Sprinkling a small amount of sugar on a pie crust coated with cooking spray will create the taste and appearance of sugar while using only fresh and dried fruits in the filling.
There are many different ways to add color. For example, a small amount of molasses not only provides color, but moisture and deep sweet flavor as well.
When baking with sugar substitutes or recipes very low in sugar and low in fat, food may not brown properly. Sprinkling cinnamon or nutmeg on top of an item before baking gives the impression of browning. And using a small amount of dark brown sugar with fruits will give the dish an intense, buttery, rich color.
To increase moisture in baked goods, use mashed or puréed fruits -- ripe bananas, pureed baby-food pears, prunes, sweet potatoes, and carrots. Applesauce may be used, but the other purees seem to provide more flavor, tenderness, and moisture.
Cookies and brownies will continue to cook while cooling; remove them before they look done and allow them to cool on a rack.

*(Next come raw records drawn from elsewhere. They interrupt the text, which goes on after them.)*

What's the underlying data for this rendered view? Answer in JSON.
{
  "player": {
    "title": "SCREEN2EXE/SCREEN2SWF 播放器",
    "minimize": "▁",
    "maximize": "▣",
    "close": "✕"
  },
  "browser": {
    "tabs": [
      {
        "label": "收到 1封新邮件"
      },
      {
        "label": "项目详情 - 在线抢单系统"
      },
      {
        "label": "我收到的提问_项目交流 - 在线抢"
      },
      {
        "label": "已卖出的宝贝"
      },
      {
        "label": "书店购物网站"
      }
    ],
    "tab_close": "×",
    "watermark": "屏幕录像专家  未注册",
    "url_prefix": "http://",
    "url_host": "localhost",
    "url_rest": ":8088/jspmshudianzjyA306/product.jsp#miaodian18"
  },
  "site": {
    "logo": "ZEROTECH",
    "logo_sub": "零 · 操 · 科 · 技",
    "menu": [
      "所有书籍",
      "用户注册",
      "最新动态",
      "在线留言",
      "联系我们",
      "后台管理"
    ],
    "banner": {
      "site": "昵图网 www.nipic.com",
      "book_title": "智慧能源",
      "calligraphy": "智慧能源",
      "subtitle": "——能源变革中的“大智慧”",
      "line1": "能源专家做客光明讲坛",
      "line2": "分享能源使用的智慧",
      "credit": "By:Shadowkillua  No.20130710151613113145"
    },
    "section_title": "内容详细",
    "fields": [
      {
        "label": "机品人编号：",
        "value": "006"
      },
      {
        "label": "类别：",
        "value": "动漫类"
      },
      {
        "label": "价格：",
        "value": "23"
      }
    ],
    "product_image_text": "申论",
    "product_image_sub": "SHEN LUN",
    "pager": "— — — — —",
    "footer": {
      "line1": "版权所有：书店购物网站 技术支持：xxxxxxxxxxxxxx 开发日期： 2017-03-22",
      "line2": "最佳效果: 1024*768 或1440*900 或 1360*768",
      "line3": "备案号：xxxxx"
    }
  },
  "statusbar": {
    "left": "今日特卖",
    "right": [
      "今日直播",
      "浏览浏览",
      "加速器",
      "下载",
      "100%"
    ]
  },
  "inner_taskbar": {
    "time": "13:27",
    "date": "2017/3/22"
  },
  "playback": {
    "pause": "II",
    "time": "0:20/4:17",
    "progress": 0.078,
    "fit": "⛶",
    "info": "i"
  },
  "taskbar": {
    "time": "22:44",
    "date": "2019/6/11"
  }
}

When baking with sugar substitutes, in particular, the baking time is shortened considerably.
Use canola oil in place of butter or margarine in small amounts to add moisture while reducing cholesterol intake.
How to Bake Using Less Sugar
Baking with sugar substitutes is the easiest way to convert most of your favorite treats to fit within your meal plan. Equal Sugar Lite® and Splenda® Sugar Blend for Baking are blends that incorporate sugar for better baking, while still reducing total carbohydrates.
For those who can't use sugar substitutes, there are other ways to adapt recipes to use less sugar. Here are some tips:
- Add dried fruit purée to replace some of the sugar and fat in soft, chewy cookies. Boil pitted dried plums or dates until soft and purée until smooth in a food processor or blender.
- Experiment with reducing the amount of sugar by one quarter to one third in most drop cookie recipes.
- Slice bar cookies into bite-sized portions.
- Take advantage of the natural sweetness of dried chopped fruit instead of the candied variety to add to your favorite baked goods.
- Portion smaller amounts of cookie dough (for instance, 1 teaspoon instead of 1 tablespoon) for mini versions of your favorite treats. Bake at a lower temperature for a shorter period of time.
Also, try these decorating tips:
- Drizzle a bit of chocolate icing made from melted bittersweet chocolate and nonfat half-and-half.
- Press the tops of reduced-sugar cookies into fine-grain colored sugar crystals or crushed sugar-free hard candies before baking.
- Brush the tops of cookies lightly with a glaze of no-sugar-added jam thinned with a small amount of juice or water.